Weber State led by as many as 15 points in the second half before the Cougars staged a rally in the final minutes. Childs hit a 3-pointer with 50 seconds remaining to cut the deficit to 103-97, but Harding made two free throws and John made a 3-point play to allow the pro-WSU crowd to breathe easy again.

The Wildcats took 38 free throws to BYU’s 24, a function of the Cougars having to foul at the end to stop the clock, and also Weber State’s ability to get dribble penetration. Still, BYU outscored the hosts 62-42 in the paint and shot 59.4 percent from the field.

“We have some issues we have to deal with and it starts with everybody,” Rose said. “It starts with the coaching staff. We have to find a way we can play to be successful. … We have played three games outside our building [all losses], and we have given up close to 100 points a game.

“The pace we are playing at, we don’t score enough to give up that many points,” he continued. “We will have to digest this and find a better way to give these guys the best chance to be successful.”

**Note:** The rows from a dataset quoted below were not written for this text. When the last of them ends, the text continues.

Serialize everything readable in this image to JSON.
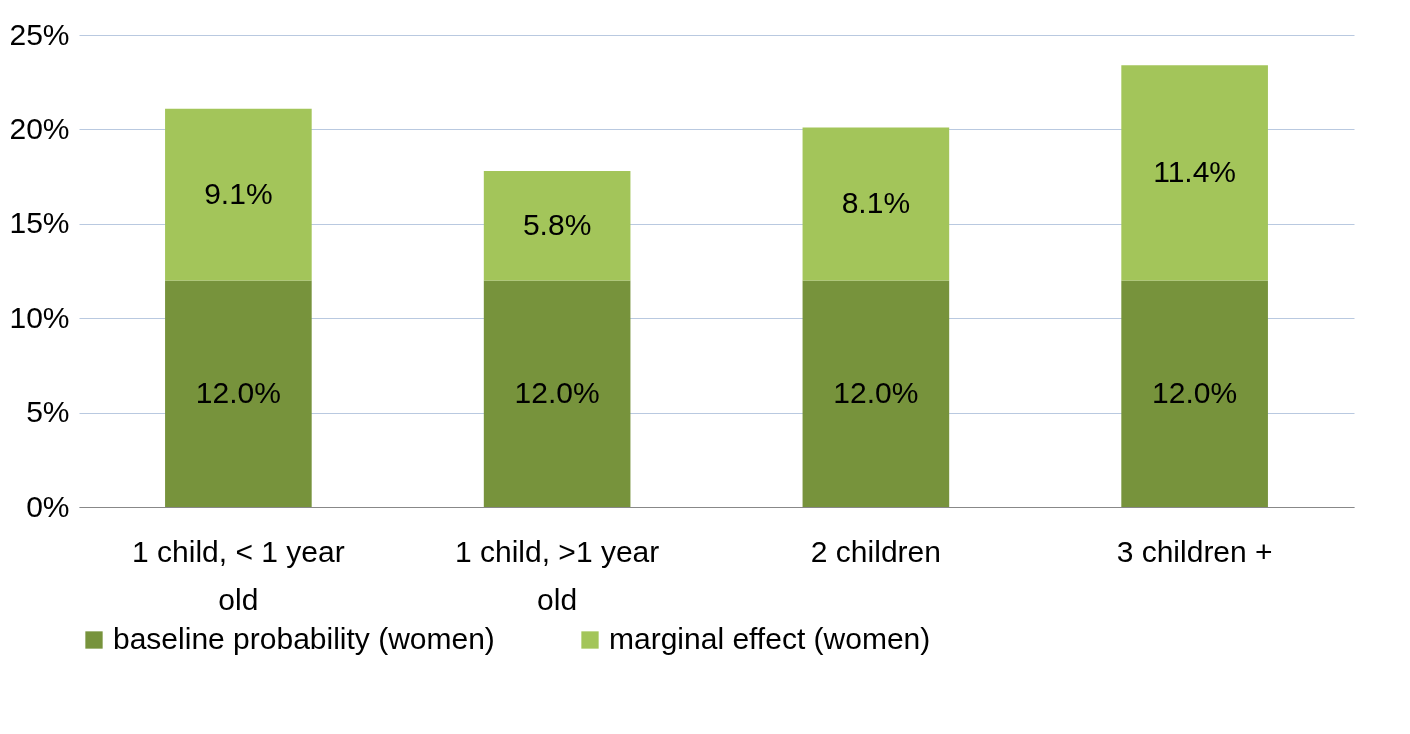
{
  "chart_data": {
    "type": "bar",
    "stacked": true,
    "categories": [
      "1 child, < 1 year old",
      "1 child, >1 year old",
      "2 children",
      "3 children +"
    ],
    "series": [
      {
        "name": "baseline probability (women)",
        "color": "#77933c",
        "values": [
          12.0,
          12.0,
          12.0,
          12.0
        ],
        "value_labels": [
          "12.0%",
          "12.0%",
          "12.0%",
          "12.0%"
        ]
      },
      {
        "name": "marginal effect  (women)",
        "color": "#a3c55a",
        "values": [
          9.1,
          5.8,
          8.1,
          11.4
        ],
        "value_labels": [
          "9.1%",
          "5.8%",
          "8.1%",
          "11.4%"
        ]
      }
    ],
    "ylim": [
      0,
      25
    ],
    "yticks": [
      {
        "value": 0,
        "label": "0%"
      },
      {
        "value": 5,
        "label": "5%"
      },
      {
        "value": 10,
        "label": "10%"
      },
      {
        "value": 15,
        "label": "15%"
      },
      {
        "value": 20,
        "label": "20%"
      },
      {
        "value": 25,
        "label": "25%"
      }
    ],
    "grid": "y",
    "legend": "bottom"
  }
}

Having swept its instate opponents last year, BYU is now 1-1 against Utah foes. The Cougars will host Utah State on Wednesday before facing Utah next Saturday at Vivint Smart Home Arena in Salt Lake City.

“Every guy, especially myself, needs to find a way to do more,” Childs said. “We are not broken, but we obviously have a problem right now. You can’t lose three in a row. You just can’t.”